The guard escorted Dalrymple to his supplies. Arnie pushed a button on his desk, the double-barred door opened, and Mannie guided Dalrymple into the elevator and then returned for Hank.
The second guard stood with his stopper ready.
Now was the time. Up in the Keep, there wouldn’t be a key to take the wristband off, and there was that fence and a hundred miles of nowhere. Down here, there was a nice helicopter that Hank knew how to fly.

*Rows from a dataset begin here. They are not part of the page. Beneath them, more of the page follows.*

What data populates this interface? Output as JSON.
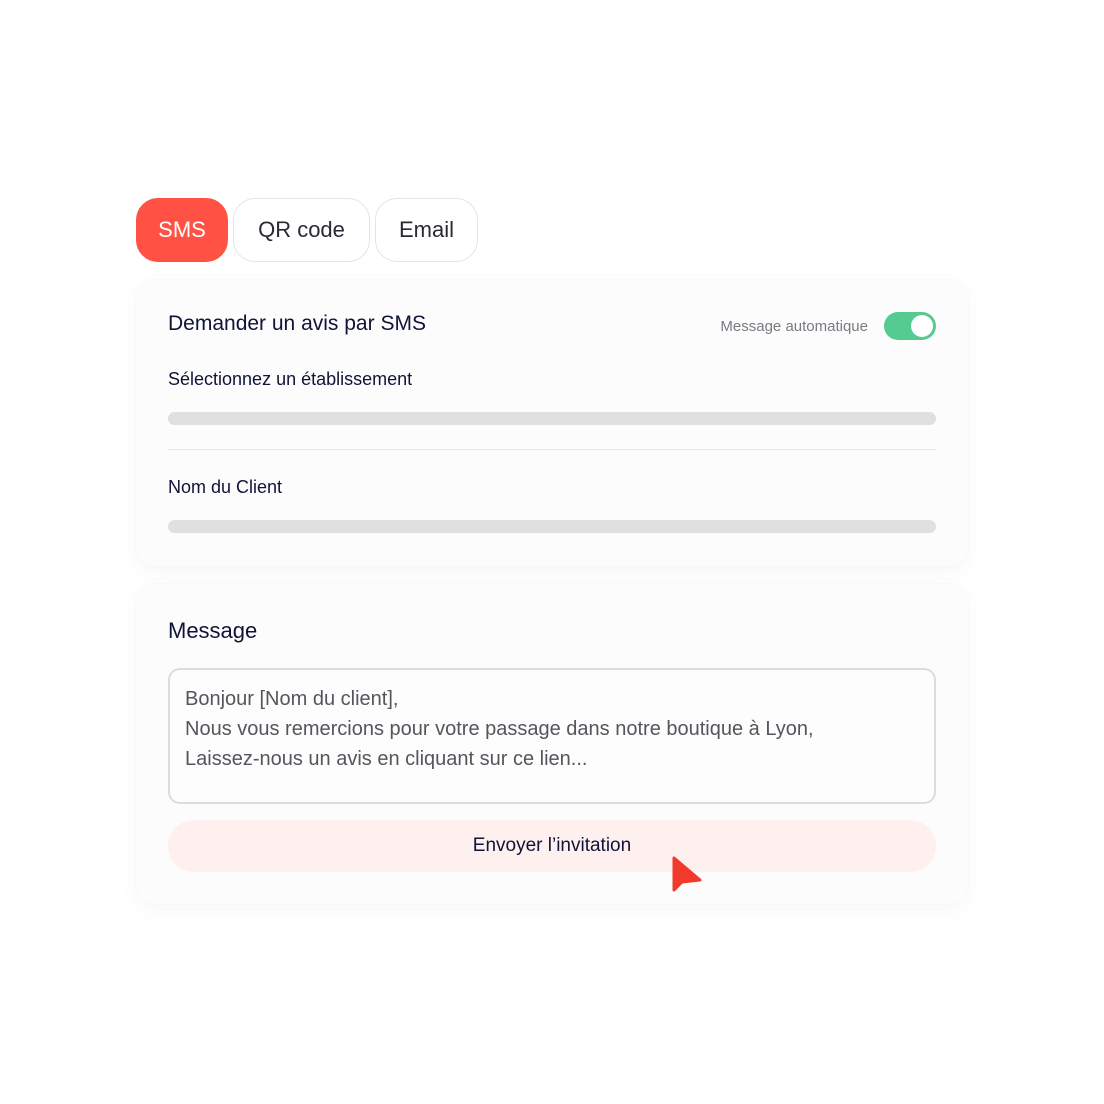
{
  "tabs": [
    {
      "label": "SMS",
      "active": true
    },
    {
      "label": "QR code",
      "active": false
    },
    {
      "label": "Email",
      "active": false
    }
  ],
  "request_card": {
    "title": "Demander un avis par SMS",
    "auto_message_label": "Message automatique",
    "auto_message_enabled": true,
    "fields": [
      {
        "label": "Sélectionnez un établissement"
      },
      {
        "label": "Nom du Client"
      }
    ]
  },
  "message_card": {
    "title": "Message",
    "body_lines": [
      "Bonjour [Nom du client],",
      "Nous vous remercions pour votre passage dans notre boutique à Lyon,",
      "Laissez-nous un avis en cliquant sur ce lien..."
    ],
    "send_label": "Envoyer l’invitation"
  },
  "colors": {
    "accent": "#ff5245",
    "toggle_on": "#55cb91",
    "send_bg": "#fff0f0",
    "text_dark": "#101338"
  },
  "icons": {
    "cursor": "mouse-pointer-icon"
  }
}
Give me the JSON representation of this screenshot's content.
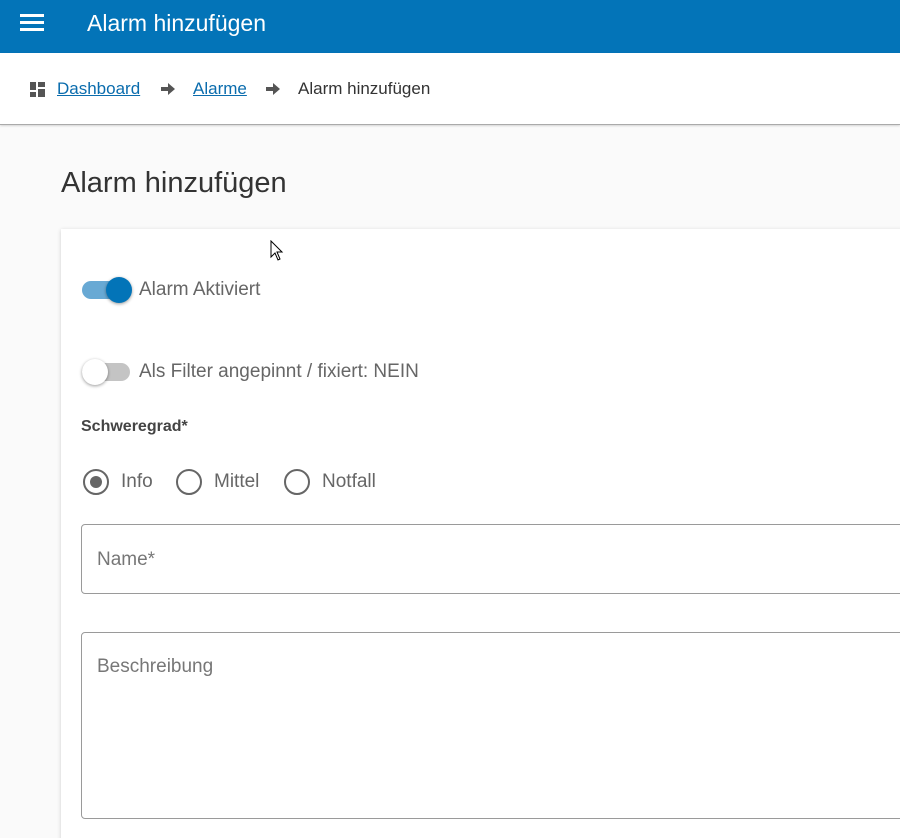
{
  "appbar": {
    "title": "Alarm hinzufügen",
    "menu_icon": "hamburger-menu-icon",
    "color": "#0374b8"
  },
  "breadcrumb": {
    "items": [
      {
        "label": "Dashboard",
        "icon": "dashboard-icon"
      },
      {
        "label": "Alarme"
      },
      {
        "label": "Alarm hinzufügen"
      }
    ],
    "separator_icon": "arrow-right-icon"
  },
  "page": {
    "title": "Alarm hinzufügen"
  },
  "form": {
    "toggle_active": {
      "label": "Alarm Aktiviert",
      "checked": true
    },
    "toggle_pinned": {
      "label": "Als Filter angepinnt / fixiert: NEIN",
      "checked": false
    },
    "severity": {
      "label": "Schweregrad*",
      "options": [
        {
          "label": "Info",
          "selected": true
        },
        {
          "label": "Mittel",
          "selected": false
        },
        {
          "label": "Notfall",
          "selected": false
        }
      ]
    },
    "name_field": {
      "placeholder": "Name*",
      "value": ""
    },
    "description_field": {
      "placeholder": "Beschreibung",
      "value": ""
    }
  }
}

When Mannie reached for him, Hank grabbed his wrist and yanked. When the guard stumbled forward, Hank clubbed him on the side of the head with a fist. Mannie dropped, and Hank wrenched the stopper from his holster. He turned it on the other guard.
Hank didn’t know which button did what, so he pressed the first and second. Nap beads shot out, followed by a liquid stream that hit the guard’s face. The guard twitched and staggered, his eyes clamped shut.
As Hank swung his weapon toward Arnie, tangle from Arnie’s stopper pinned his gun hand to his side.
Arnie smiled. “Drop it. Unless you’d like to go into the Keep napped.”
Hank opened his hand as best he could. The stopper fell through a gap in the tangle web.
Pressing a button on his desk, Arnie said, “I need help in here.”